The following circumstances suggest when a teen should wait or not get the vaccine:
- If a teen ever had a serious allergic reaction, such as anaphylaxis, when he/she got a vaccine.
- If a teen ever had prolonged seizures or another neurologic condition after receiving a pertussis-containing vaccine.
- If a teen has a condition or is taking any medications that suppress the immune system. Studies suggest that immunosuppressed teens may not get as much protection from the vaccine.
- If the teen is feeling ill with a fever on the day the shot is scheduled, it may be best to postpone giving the vaccine until they are feeling better. They should speak to their primary care provider to determine if they are healthy enough to get the vaccine.
- If a teen is pregnant, vaccination is recommended preferably during the third trimester between the 27th and 36th week. The vaccine is recommended with each subsequent pregnancy.
Is there anything I can do to encourage teens to be involved with their immunization and well visits?
Yes, you can teach teens to be actively involved in their health! One way of doing this is by encouraging them to ask about their immunization record, especially if they will be going to college soon and managing their health.
Sample questions they can ask their health care provider include:
- Did I receive the first group of DTaP vaccines as a baby and young child?
- Are there any medical reasons why I shouldn’t get the Tdap vaccine?
- Who should I call if I don’t feel well (after getting the vaccine)?
- Should I expect any side effects?
- What if I come in contact with someone who has whooping cough?
What are the types of pertussis vaccines and how are they administered?
- Boostrix® has been approved for children 10 years of age and over. The ideal age to receive the Tdap vaccine is between 11-12 years of age.
- Tdap can be given at the same time as other vaccines but at separate sites.
- Boostrix® comes in a pre-filled single dose (0.5 ml) and disposable Tip-Lok syringe.
- Follow packaging instructions: Shake the syringe vigorously until the suspension appears cloudy and white. If the liquid does not mix with shaking, do not use the product.
- After the skin has been cleaned with a germicide such as alcohol, administer the vaccine intramuscularly (IM) into the deltoid region of the upper arm using a 22-25 gauge, 1-1 ¼ inch needle.
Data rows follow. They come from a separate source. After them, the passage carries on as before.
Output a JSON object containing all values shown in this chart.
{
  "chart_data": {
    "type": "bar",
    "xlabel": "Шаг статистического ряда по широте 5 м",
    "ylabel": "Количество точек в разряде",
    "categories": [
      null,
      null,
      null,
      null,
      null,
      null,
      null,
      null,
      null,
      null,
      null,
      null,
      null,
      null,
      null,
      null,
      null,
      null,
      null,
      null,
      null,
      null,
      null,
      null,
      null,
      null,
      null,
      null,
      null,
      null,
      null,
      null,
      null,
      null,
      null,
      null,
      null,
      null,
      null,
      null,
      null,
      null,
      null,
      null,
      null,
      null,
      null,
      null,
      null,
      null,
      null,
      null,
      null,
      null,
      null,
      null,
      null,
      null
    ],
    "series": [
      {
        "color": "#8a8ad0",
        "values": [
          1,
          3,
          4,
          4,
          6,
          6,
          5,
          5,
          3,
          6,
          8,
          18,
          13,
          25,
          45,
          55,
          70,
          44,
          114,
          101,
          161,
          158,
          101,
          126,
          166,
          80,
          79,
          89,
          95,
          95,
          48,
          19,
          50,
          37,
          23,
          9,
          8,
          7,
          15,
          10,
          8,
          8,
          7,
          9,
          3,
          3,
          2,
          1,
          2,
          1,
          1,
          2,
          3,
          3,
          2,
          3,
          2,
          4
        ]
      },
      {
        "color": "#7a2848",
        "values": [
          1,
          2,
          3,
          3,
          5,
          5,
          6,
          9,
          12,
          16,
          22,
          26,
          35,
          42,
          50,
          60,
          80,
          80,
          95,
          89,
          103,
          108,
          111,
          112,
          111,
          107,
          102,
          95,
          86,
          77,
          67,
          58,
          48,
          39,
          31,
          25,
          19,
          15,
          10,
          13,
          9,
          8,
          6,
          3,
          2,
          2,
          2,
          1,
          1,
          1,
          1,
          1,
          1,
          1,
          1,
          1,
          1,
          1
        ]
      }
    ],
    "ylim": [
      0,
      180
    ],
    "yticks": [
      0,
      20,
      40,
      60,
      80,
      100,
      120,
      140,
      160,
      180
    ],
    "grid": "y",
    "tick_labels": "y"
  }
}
DO NOT administer this product SC or intravenously.
- Record the date, lot number, and the manufacturer of the vaccine in the student’s health record.
- Adacel® is indicated as a single-dose booster immunization for people who are 11 to 64 years of age.
- Adacel® comes in a single (0.5 ml) dose vial.
- It is given intramuscularly (IM) in the deltoid area after the skin has been cleansed with a germicide. Adacel® should not be administered into the buttocks, or by the intradermal route.
- Record the date, lot number and the manufacturer of the vaccine in the student’s health record.
Before administering any vaccine ask about the adolescent’s immunization history, medical history, current health issues and specifically ask if they have ever experienced any “type of reaction” or adverse event with vaccines in the past.